For sound effects layered over the score — footsteps, doors, ambient texture — the AI sound effects guide covers Suno SFX, Stable Audio FX, and ElevenLabs SFX in detail.

Common failure modes and the fixes

Tempo drift in long pieces. On 4–5 minute generations, tempo can wander by ~3 BPM by the end. Fix: generate in two 2:30 segments at locked tempo, crossfade.
Default reverb too lush. Lyria leans cathedral. Specify "dry production" or "minimal reverb" if you want intimacy.
Brass overpowering strings. Brass-heavy prompts win the mix. Add "strings prominent in the mix, brass supportive" to rebalance.
Vocalise creeping in. If you want pure instrumental, write "no vocals, no vocalise textures, fully instrumental." Lyria respects it.
Motif disappearing at scene change. If you have a written scene structure, anchor the motif with timestamps: "main cello motif returns at 1:45 in the higher octave."

Pricing and access (May 2026)

Access path	Who it's for	What you get	Cost (approx)
Lyria Free (Gemini)	Hobbyists	30s clips, 720p audio, watermarked	Free
Gemini Advanced	Individual creators	5min clips, full quality, no stems	$20/month (shared with VEO)
Lyria Studio (Google AI Studio)	Developers	API, full controls, stems	Metered
Vertex AI	Teams, production	Enterprise, SLAs, commercial license	~$0.30–0.50/min
Versely	Creators	Routed access, mixed with Suno/Stable Audio	Included in Versely tiers

For most individual creators, Versely's AI music generator is the cleanest entry point because it routes Lyria, Suno V5.5, and Stable Audio from one prompt and lets you A/B in a click.

FAQ

Is Lyria better than Suno?

For instrumental, cinematic, and ambient music — yes, clearly. For songs with vocals — no, Suno is still ahead. They solve different problems.

Can Lyria generate vocals?

Lyria 2 generates "vocalise" — wordless vocal textures (oohs, aahs, choral pads) — but not lyric-synced singing. For lyrics, use Suno V5.5.

How long can a Lyria track be?

Up to 5 minutes single-pass on Pro. Practical clean-output ceiling is around 4 minutes before tempo or motif coherence drifts.

Can I use Lyria-generated music commercially?

Yes on Pro tier, Vertex AI, and Versely-routed access, with SynthID watermarking applied. The free Gemini tier is non-commercial. Always check current Terms — Google updated music licensing in February 2026.

Does Lyria export stems?

Yes on Pro tier. Native stem export for drums, bass, keys, strings, and lead. The free tier exports stereo master only.

How does Lyria fit with Suno on the same project?

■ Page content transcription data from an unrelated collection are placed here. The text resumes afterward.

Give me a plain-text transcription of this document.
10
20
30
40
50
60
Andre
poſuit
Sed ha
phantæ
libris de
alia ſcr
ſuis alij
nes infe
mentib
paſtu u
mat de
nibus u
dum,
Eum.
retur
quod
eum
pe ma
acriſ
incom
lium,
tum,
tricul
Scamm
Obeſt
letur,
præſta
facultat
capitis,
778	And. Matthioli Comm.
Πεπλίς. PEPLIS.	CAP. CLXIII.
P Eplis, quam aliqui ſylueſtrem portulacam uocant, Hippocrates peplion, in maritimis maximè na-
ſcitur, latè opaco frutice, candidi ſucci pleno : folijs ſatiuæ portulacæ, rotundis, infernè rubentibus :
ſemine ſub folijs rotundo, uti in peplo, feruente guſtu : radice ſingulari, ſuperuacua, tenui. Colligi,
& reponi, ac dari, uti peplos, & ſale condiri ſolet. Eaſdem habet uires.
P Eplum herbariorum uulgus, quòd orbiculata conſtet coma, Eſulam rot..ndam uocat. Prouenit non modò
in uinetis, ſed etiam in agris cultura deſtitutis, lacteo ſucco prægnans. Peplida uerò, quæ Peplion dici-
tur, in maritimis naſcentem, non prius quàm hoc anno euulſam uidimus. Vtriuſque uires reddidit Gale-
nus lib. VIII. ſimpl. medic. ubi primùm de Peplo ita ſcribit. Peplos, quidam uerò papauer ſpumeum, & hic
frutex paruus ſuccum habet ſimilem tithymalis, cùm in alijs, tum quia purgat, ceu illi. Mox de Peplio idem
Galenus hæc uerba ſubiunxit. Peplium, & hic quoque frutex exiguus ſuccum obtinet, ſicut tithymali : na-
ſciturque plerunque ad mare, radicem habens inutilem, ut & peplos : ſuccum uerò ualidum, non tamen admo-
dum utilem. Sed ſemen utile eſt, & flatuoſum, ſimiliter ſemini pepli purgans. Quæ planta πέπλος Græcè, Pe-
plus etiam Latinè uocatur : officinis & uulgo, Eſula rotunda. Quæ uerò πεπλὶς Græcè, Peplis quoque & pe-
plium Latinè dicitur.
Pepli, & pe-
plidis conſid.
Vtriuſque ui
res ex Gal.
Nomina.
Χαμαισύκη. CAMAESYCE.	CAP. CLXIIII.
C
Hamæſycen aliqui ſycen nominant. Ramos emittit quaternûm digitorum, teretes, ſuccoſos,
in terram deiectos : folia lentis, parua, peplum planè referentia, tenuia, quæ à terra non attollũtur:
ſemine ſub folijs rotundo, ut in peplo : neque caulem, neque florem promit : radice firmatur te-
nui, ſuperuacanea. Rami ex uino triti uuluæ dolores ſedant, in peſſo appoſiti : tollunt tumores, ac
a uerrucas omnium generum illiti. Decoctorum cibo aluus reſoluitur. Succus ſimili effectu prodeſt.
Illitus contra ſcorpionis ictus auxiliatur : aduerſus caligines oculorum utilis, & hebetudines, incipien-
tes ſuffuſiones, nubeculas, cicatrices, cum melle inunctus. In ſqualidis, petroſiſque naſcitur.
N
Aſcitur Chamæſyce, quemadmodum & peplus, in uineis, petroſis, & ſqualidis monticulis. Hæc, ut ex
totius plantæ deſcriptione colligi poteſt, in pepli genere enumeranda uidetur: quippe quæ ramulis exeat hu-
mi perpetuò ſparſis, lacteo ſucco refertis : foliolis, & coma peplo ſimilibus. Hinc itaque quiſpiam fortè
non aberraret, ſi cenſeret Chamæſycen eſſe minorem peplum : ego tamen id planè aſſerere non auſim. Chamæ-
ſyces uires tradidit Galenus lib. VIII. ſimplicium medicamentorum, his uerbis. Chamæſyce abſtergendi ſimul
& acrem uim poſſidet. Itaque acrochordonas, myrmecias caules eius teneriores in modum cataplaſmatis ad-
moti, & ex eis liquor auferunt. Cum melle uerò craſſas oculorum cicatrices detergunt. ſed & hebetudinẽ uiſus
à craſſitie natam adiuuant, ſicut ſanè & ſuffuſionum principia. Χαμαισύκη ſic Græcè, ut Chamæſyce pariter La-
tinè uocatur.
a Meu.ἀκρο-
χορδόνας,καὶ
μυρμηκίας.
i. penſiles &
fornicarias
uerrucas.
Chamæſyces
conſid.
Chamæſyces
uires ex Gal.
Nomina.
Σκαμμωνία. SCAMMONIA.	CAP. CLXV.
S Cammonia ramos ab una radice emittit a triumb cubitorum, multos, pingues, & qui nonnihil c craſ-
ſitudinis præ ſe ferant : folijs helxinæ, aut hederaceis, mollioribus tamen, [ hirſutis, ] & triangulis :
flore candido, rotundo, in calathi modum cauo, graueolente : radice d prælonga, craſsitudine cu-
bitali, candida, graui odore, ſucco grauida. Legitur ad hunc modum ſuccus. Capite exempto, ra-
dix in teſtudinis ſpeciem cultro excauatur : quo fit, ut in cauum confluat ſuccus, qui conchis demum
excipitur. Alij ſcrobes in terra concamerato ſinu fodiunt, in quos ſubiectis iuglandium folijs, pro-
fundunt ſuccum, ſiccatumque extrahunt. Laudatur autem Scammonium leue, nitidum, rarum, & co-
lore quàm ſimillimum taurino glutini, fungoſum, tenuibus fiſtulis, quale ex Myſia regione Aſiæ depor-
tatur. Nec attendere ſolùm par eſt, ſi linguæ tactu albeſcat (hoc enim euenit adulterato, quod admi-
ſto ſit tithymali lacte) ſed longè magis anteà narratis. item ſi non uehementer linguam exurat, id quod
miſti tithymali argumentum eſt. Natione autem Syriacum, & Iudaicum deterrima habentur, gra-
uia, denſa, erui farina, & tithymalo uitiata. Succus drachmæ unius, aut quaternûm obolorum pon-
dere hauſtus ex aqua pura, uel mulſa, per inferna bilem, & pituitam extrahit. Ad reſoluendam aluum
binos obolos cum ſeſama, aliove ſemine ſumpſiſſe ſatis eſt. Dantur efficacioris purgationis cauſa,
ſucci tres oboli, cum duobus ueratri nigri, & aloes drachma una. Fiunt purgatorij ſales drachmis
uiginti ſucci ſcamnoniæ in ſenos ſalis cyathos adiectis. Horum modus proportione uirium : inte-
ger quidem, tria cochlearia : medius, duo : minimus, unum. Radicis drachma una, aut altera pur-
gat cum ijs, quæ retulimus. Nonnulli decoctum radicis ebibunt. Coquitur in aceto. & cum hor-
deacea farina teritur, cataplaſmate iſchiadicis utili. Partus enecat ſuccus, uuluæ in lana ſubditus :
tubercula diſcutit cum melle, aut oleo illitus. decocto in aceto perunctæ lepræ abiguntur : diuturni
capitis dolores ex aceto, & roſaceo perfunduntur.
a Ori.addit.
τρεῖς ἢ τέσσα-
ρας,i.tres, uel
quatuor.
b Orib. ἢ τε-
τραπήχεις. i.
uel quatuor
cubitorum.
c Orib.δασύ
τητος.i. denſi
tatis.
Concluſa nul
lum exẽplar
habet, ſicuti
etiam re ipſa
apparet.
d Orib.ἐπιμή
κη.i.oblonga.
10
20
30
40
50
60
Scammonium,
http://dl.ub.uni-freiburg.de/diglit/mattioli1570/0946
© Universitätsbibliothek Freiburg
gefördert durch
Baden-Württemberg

Use Lyria for the score, Suno for the song. A common pattern: Suno generates the title-track song, Lyria generates the underscore for the rest of the video. Both pipe into the AI movie maker for the final mix.

Bottom line

Lyria is the music model that respects structure — tempo, key, motif, dynamic arc, instrumentation. That makes it the right tool for video scoring, ambient beds, and any music where the composition has to support rather than steal the scene. Pair it with Suno for vocal-led work and Stable Audio for sound design, route everything through Versely, and you have an audio stack that covers the full music surface from a 12-second cinematic stinger to a 5-minute narrative score.